Like Gloria Anzaldúa’s Borderlands/La Frontera: The New Mestiza and Theresa Hak Kyung Cha’s Dictee, Laura Vena’s debut x/she: stardraped locates and constellates the cultures and people that form SoCal’s bifurcated history. The Old confronts the New and remembering gives way to transformation. The body bears history’s scars and Vena’s sublime book is a transcription, on oration, an archive of living in/among borders, of being emancipated into a cross-current of procedure and the lyric. x/she: stardraped is a beautiful offering to goddesses,

lovers, and poets.

—Carmen Giménez Smith, Milk and Filth

Twilit and sun-soaked, double-crossed by both rivers and drought, simultaneously edge and center: Southern California truly is that dreamland

where the imagination goes to die.
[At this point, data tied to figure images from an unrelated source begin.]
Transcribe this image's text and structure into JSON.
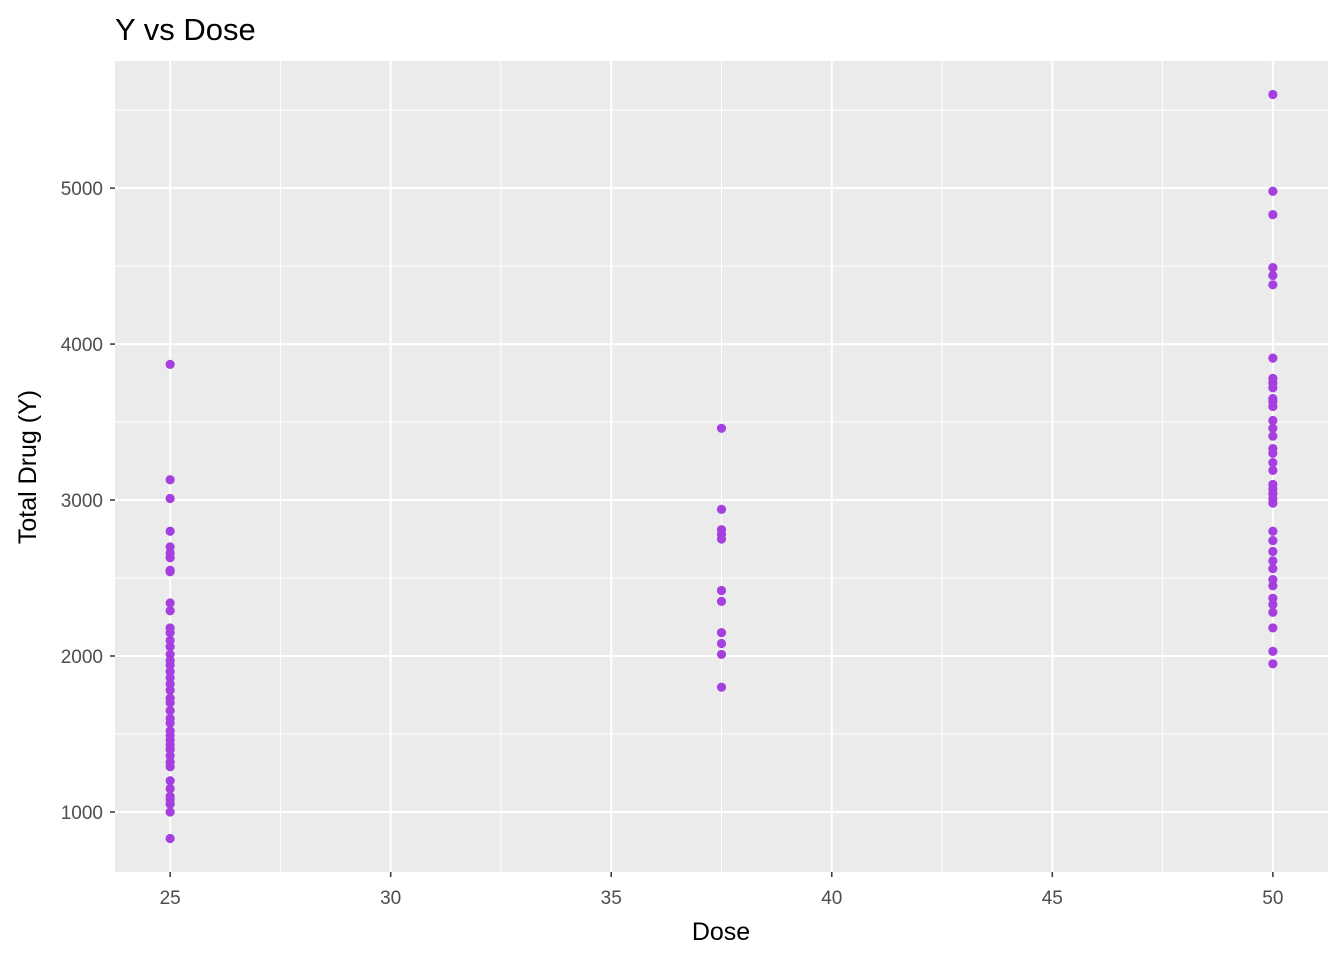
{
  "chart_data": {
    "type": "scatter",
    "title": "Y vs Dose",
    "xlabel": "Dose",
    "ylabel": "Total Drug (Y)",
    "xlim": [
      23.75,
      51.25
    ],
    "ylim": [
      615,
      5815
    ],
    "x_ticks": [
      25,
      30,
      35,
      40,
      45,
      50
    ],
    "y_ticks": [
      1000,
      2000,
      3000,
      4000,
      5000
    ],
    "x_minor": [
      27.5,
      32.5,
      37.5,
      42.5,
      47.5
    ],
    "y_minor": [
      1500,
      2500,
      3500,
      4500,
      5500
    ],
    "grid": true,
    "panel_background": "#ebebeb",
    "grid_color": "#ffffff",
    "point_color": "#a53fe0",
    "series": [
      {
        "points": [
          [
            25,
            830
          ],
          [
            25,
            1000
          ],
          [
            25,
            1050
          ],
          [
            25,
            1080
          ],
          [
            25,
            1100
          ],
          [
            25,
            1150
          ],
          [
            25,
            1200
          ],
          [
            25,
            1290
          ],
          [
            25,
            1320
          ],
          [
            25,
            1360
          ],
          [
            25,
            1400
          ],
          [
            25,
            1430
          ],
          [
            25,
            1460
          ],
          [
            25,
            1490
          ],
          [
            25,
            1520
          ],
          [
            25,
            1570
          ],
          [
            25,
            1600
          ],
          [
            25,
            1650
          ],
          [
            25,
            1700
          ],
          [
            25,
            1730
          ],
          [
            25,
            1780
          ],
          [
            25,
            1820
          ],
          [
            25,
            1860
          ],
          [
            25,
            1900
          ],
          [
            25,
            1940
          ],
          [
            25,
            1970
          ],
          [
            25,
            2010
          ],
          [
            25,
            2060
          ],
          [
            25,
            2100
          ],
          [
            25,
            2150
          ],
          [
            25,
            2180
          ],
          [
            25,
            2290
          ],
          [
            25,
            2340
          ],
          [
            25,
            2540
          ],
          [
            25,
            2550
          ],
          [
            25,
            2630
          ],
          [
            25,
            2660
          ],
          [
            25,
            2700
          ],
          [
            25,
            2800
          ],
          [
            25,
            3010
          ],
          [
            25,
            3130
          ],
          [
            25,
            3870
          ],
          [
            37.5,
            1800
          ],
          [
            37.5,
            2010
          ],
          [
            37.5,
            2080
          ],
          [
            37.5,
            2150
          ],
          [
            37.5,
            2350
          ],
          [
            37.5,
            2420
          ],
          [
            37.5,
            2750
          ],
          [
            37.5,
            2780
          ],
          [
            37.5,
            2810
          ],
          [
            37.5,
            2940
          ],
          [
            37.5,
            3460
          ],
          [
            50,
            1950
          ],
          [
            50,
            2030
          ],
          [
            50,
            2180
          ],
          [
            50,
            2280
          ],
          [
            50,
            2330
          ],
          [
            50,
            2370
          ],
          [
            50,
            2450
          ],
          [
            50,
            2490
          ],
          [
            50,
            2560
          ],
          [
            50,
            2610
          ],
          [
            50,
            2670
          ],
          [
            50,
            2740
          ],
          [
            50,
            2800
          ],
          [
            50,
            2980
          ],
          [
            50,
            3010
          ],
          [
            50,
            3040
          ],
          [
            50,
            3070
          ],
          [
            50,
            3100
          ],
          [
            50,
            3190
          ],
          [
            50,
            3240
          ],
          [
            50,
            3300
          ],
          [
            50,
            3330
          ],
          [
            50,
            3410
          ],
          [
            50,
            3460
          ],
          [
            50,
            3510
          ],
          [
            50,
            3600
          ],
          [
            50,
            3630
          ],
          [
            50,
            3650
          ],
          [
            50,
            3720
          ],
          [
            50,
            3750
          ],
          [
            50,
            3780
          ],
          [
            50,
            3910
          ],
          [
            50,
            4380
          ],
          [
            50,
            4440
          ],
          [
            50,
            4490
          ],
          [
            50,
            4830
          ],
          [
            50,
            4980
          ],
          [
            50,
            5600
          ]
        ]
      }
    ]
  }
}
Except that, in Laura Vena’s x/she: stardraped, this infernal paradise is transformed into the only terrain from which we might unearth and disentangle the reasons why our culture so longs to hasten the end of history. “What atrocities people this body.” For the consciousnesses populating x/she: stardraped, this is neither a question nor a proposition. It is the precise, present condition of all American being. Catastrophe our nature may be, yet Vena and her peregrinas wisely recognize that there’s real risk in straying too far from the paths ancestry has put down. A relationship with others beyond even empathy’s conception still necessitates a self — one whose articulation can be

found in the shattered lyricism that makes this text (part codex, part confessional poem, part pulp prophecy) so extraordinary.